We were the part of the deal she didn’t relish when she married my dad. And now that we are effectively on our own, I need to take care of Cece. I’m all she’s got. I need to get her away from Sylvia’s clutches.”

  Realization dawns on his face. “That’s why this audition was so important to you.”

  I nod as the weight of that phone call Rex has promised to make settles heavily on my shoulders. “Well, it’s a strong motivator. That and the fact that I want my own career in music. So, now that you know my deepest, darkest secret, do you still want to hang out with me?” I try to keep the note of desperation from my voice.

  Cole snakes his arms around my middle and kisses me on the mouth. “More than ever.”

  “I had hoped you’d say that. But, I really have to get back to them, and you need to get back to Rex. I don’t want to blow your chances with him.”

  “Go.”

  I take a step away from him, then turn back. “And Cole? Thank you. This could change my life.”

  “I hope it does. For your sake, and for Cece’s.”

  I dash down the hallway as quickly as I can. I’ve been away from the Pop Princesses for far too long, and I need to grab the sodas and get back a-sap. But I know, even if Sylvia comes down on me like a ton of Botoxed bricks, nothing can stop this feeling, nothing can get me down from this high.
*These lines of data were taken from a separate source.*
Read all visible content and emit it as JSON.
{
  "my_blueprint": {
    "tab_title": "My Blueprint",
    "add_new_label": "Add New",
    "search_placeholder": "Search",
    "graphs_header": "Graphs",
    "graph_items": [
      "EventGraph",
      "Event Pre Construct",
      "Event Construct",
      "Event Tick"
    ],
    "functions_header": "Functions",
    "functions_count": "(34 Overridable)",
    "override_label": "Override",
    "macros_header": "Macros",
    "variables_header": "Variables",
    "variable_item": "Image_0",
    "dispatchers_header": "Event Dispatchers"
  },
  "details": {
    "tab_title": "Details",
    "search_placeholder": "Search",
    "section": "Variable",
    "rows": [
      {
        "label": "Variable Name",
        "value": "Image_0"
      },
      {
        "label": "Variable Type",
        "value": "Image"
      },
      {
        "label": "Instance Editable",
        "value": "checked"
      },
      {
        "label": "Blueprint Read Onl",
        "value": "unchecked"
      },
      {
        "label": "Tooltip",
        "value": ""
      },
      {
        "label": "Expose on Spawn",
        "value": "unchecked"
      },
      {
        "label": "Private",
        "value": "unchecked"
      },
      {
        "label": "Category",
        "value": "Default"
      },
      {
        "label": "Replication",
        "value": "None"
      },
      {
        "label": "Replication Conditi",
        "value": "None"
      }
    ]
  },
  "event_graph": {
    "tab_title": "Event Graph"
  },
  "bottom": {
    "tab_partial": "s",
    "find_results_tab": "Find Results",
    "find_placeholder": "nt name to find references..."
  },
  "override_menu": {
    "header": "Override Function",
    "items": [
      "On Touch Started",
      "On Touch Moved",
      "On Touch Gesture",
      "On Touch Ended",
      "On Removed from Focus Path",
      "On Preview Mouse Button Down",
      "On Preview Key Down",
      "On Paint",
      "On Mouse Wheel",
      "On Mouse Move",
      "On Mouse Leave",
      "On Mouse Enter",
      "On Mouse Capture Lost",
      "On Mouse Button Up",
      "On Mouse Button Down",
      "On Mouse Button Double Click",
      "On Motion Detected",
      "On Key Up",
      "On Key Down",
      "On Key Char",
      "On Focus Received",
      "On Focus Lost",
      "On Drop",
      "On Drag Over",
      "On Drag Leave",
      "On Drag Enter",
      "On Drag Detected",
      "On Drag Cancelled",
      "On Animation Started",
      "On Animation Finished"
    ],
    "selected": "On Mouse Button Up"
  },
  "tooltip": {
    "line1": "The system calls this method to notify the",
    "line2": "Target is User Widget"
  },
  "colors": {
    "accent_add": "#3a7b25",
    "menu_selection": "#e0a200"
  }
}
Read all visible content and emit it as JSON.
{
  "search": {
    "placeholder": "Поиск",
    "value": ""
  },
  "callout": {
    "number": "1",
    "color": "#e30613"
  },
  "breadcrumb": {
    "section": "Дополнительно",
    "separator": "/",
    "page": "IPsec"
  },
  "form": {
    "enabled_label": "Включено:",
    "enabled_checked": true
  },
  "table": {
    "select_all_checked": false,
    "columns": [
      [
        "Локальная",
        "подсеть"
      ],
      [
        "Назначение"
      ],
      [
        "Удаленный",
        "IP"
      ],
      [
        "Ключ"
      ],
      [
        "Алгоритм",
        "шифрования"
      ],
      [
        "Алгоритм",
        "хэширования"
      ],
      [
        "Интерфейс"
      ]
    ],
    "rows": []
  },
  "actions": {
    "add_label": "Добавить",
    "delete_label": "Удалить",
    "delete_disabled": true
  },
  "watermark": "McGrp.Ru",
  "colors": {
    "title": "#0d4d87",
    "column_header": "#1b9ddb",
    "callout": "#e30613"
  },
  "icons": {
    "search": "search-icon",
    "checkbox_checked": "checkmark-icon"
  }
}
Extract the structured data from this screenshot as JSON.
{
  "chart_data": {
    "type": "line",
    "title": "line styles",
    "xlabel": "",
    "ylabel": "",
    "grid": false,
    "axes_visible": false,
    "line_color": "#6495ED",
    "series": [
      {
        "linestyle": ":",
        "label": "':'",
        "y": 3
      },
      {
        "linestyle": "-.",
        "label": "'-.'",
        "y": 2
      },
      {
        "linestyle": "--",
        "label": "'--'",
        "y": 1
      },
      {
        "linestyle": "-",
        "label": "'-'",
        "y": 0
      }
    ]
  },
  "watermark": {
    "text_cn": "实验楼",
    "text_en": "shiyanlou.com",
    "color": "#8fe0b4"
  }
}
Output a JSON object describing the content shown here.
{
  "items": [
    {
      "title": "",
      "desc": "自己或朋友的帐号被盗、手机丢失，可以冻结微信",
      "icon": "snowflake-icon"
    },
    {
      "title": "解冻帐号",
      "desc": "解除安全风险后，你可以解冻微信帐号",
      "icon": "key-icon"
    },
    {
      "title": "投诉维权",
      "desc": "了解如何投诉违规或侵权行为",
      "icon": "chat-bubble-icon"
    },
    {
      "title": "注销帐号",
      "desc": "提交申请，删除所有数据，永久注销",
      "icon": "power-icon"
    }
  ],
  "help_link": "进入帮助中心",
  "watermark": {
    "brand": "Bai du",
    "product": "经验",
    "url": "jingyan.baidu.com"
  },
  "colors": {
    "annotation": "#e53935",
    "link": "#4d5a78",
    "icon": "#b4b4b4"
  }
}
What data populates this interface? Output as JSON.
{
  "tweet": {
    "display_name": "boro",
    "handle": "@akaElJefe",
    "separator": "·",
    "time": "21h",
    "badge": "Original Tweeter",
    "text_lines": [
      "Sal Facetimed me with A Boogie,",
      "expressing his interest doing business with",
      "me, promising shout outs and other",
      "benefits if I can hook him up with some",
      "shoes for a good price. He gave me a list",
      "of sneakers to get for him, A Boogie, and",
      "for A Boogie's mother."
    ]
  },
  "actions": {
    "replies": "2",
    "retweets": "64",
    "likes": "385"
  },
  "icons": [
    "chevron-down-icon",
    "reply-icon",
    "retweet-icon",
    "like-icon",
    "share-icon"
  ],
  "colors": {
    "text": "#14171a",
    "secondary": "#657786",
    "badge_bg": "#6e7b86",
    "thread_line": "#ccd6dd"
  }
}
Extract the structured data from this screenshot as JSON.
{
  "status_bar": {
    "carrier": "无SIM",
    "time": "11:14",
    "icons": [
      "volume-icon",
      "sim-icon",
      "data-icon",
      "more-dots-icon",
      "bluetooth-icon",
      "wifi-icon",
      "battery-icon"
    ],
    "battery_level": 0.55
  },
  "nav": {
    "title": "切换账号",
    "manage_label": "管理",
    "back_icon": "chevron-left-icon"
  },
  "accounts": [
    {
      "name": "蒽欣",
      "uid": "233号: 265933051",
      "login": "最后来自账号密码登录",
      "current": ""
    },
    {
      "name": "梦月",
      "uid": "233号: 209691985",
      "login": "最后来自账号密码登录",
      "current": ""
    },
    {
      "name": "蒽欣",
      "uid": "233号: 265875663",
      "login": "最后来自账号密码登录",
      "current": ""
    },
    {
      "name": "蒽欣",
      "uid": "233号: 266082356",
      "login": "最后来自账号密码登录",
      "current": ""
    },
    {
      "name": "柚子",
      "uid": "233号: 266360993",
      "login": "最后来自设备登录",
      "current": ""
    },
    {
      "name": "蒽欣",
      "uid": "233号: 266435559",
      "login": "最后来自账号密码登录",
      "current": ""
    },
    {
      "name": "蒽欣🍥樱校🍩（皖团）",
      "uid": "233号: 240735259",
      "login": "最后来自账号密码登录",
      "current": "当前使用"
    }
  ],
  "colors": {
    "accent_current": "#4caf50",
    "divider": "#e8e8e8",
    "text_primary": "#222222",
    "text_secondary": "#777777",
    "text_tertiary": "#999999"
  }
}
I’ve just gotten my big break, and I have to believe the right words in the right ears from Rex will change my life.

  And not only that, Cole has glimpsed the part of me I’ve been too ashamed to share, and he hasn’t run for the hills.

  Perhaps fairytales really can come true?

  Chapter 16

  Cole

  It’s early when Gabby greets me with a kiss, and I’m hit by that feeling I get every time I see her—the one where her sheer beauty gets me right in the chest and I’ve got to remind myself to breathe.

  “Good morning, Tennessee.” She wraps her arms around me as I close the hotel room door behind me with my foot.

  I haven’t seen Gabby since she auditioned for Rex yesterday, and I know she’s eager to hear my news. “Rex loved you, you totally nailed that audition.”